Judge Julia S. Gibbons' testimony before the Senate Judiciary Subcommittee on Bankruptcy and the Courts at a hearing entitled "Sequestering Justice: How the Budget Crisis Is Undermining Our Courts" shined a well needed light on the shadow the sequester has already cast on the nation's federal courts and the criminal and civil justice systems.
These effects are of grave concern to those familiar with the important function courts play in administering this nation's laws. As the sequester persists, the pernicious effects will only worsen. The Federal Bar Council, an organization of attorneys who practice before the federal courts of New York, Connecticut, and Vermont, has expressed its concern to the president and Congress about how severely the sequester has compromised and will increasingly compromise both the courts and the Federal Defenders' ability to fulfill their constitutional duties.
In their role of administering justice, the federal courts provide services that are mandated by the U.S. Constitution and protect the fundamental rights of Americans of all backgrounds. These roles cannot unreasonably be curtailed in the face of budgetary constraints without doing violence to our system. The federal courts are essential to, among other things, protecting the public safety through the enforcement of the criminal law; promoting the orderly transaction of business through the commercial law; protecting consumers and investors through the antitrust and securities laws; and redressing discrimination in statutory and constitutional civil rights cases. Although the budget sequester has affected all federal courts, the effects have been particularly acute in New York City, the country's financial capital, where the courts have a high concentration of complex and high-profile cases.
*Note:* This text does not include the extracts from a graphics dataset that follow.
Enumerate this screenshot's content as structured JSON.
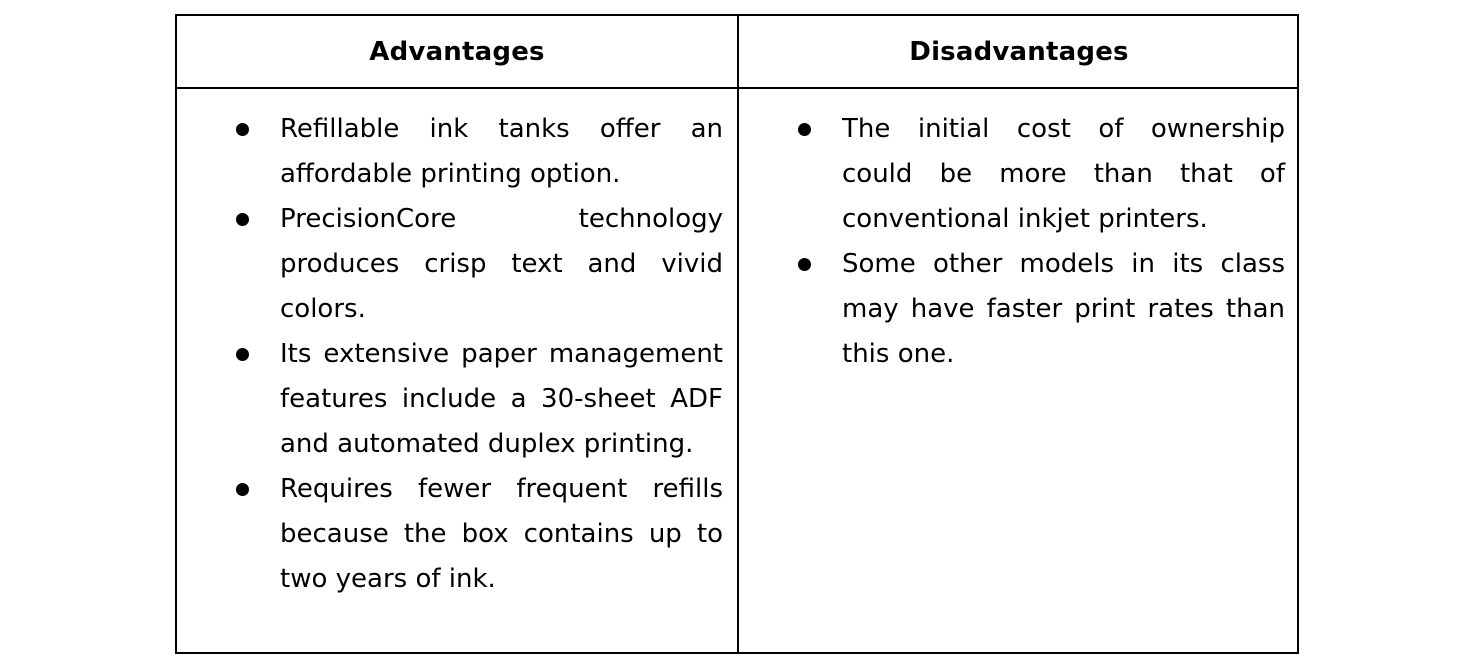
{
  "table": {
    "headers": {
      "advantages": "Advantages",
      "disadvantages": "Disadvantages"
    },
    "advantages": [
      "Refillable ink tanks offer an affordable printing option.",
      "PrecisionCore technology produces crisp text and vivid colors.",
      "Its extensive paper management features include a 30-sheet ADF and automated duplex printing.",
      "Requires fewer frequent refills because the box contains up to two years of ink."
    ],
    "disadvantages": [
      "The initial cost of ownership could be more than that of conventional inkjet printers.",
      "Some other models in its class may have faster print rates than this one."
    ]
  }
}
The sequester already has severely compromised the courts' ability to fulfill their constitutional duties, and will do so even more if the situation is not resolved quickly. For example, the effective enforcement of the federal criminal laws is essential to a secure society. But those laws cannot be enforced, and certainly cannot be enforced efficiently and fairly without funding to those charged with the administration of the federal criminal justice system, both on the prosecution and the defense side.
As a result of the sequester, the budget for the Federal Defenders, charged with representing indigent defendants, has been dramatically reduced. This reduction is penny-wise and pound-foolish both because it has slowed the enforcement of the criminal laws and because it has required indigent defendants to be represented, at taxpayers' expense, by more costly private attorneys.
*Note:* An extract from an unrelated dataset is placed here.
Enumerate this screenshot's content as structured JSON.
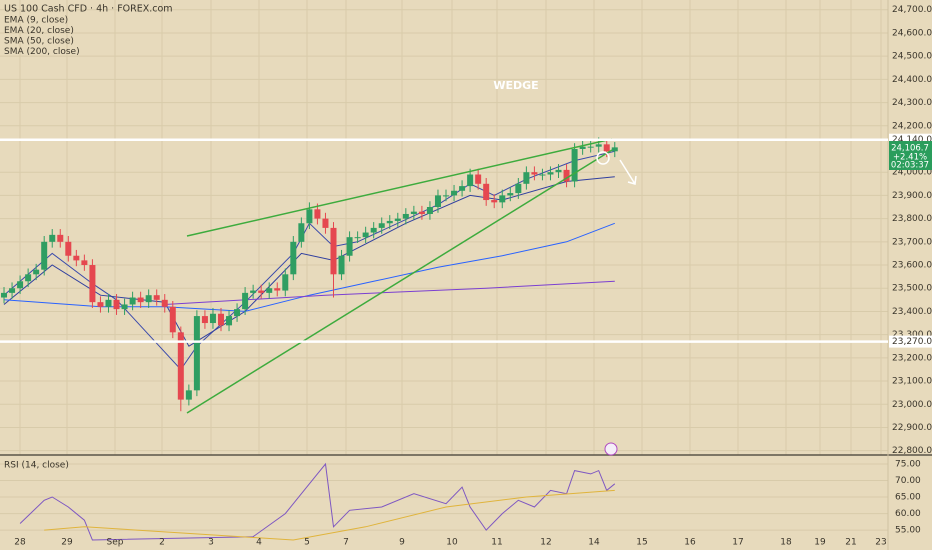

The disposition of criminal cases also has been slowed by cuts to these courts' Probation and Pretrial Services departments, which play a crucial role in sentencing defendants, and which protect the public safety by supervising defendants on probation.
Unlike executive agencies, the courts are stymied in their budgetary planning by the utter unpredictability of their needs. In a recent high-profile death penalty case in federal court in Brooklyn, the court had to summon a large number of potential jurors; if a case like that were to recur in 2014, the court simply would not have the necessary funds to summon and pay the prospective jurors.
The problem cannot be solved by further internal juggling of an already struggling staff. The courthouses' staff and the resources of the Federal Defenders' Office already have been sliced to the bone. In fact, in New York, rent and legal staff comprise 92 percent of the Federal Defenders' annual budget, leaving little fat to be cut beyond lawyers necessary to provide the defense the Supreme Court held 50 years ago in Gideon v. Wainright was an essential part of our criminal legal system. Likewise, the court system in New York already has eaten into its contingency funds and court hours of access have been reduced. In the Clerk's Office for the Southern District of New York—covering notably Manhattan, Bronx, and Westchester—the court system staff has been reduced by 40 positions in the last three years and the court's probation department has been forced to lose 22 probation officer positions.
The bankruptcy courts for the Southern and Eastern districts of New York, which serve as the venue for resolving many of the nation's largest and most complex restructurings, have reduced their non-judge staffing by 40 percent over the past two years.
Restoration of budgeting to sustainable levels is essential to the provision of services that the public needs and deserves. The solution here is simple: Congress and the president need to act to ensure that our legal system continues to perform its essential function.
Robert Anello is a partner at Morvillo, Abramowitz, Grand, Iason & Anello and president of the Federal Bar Council.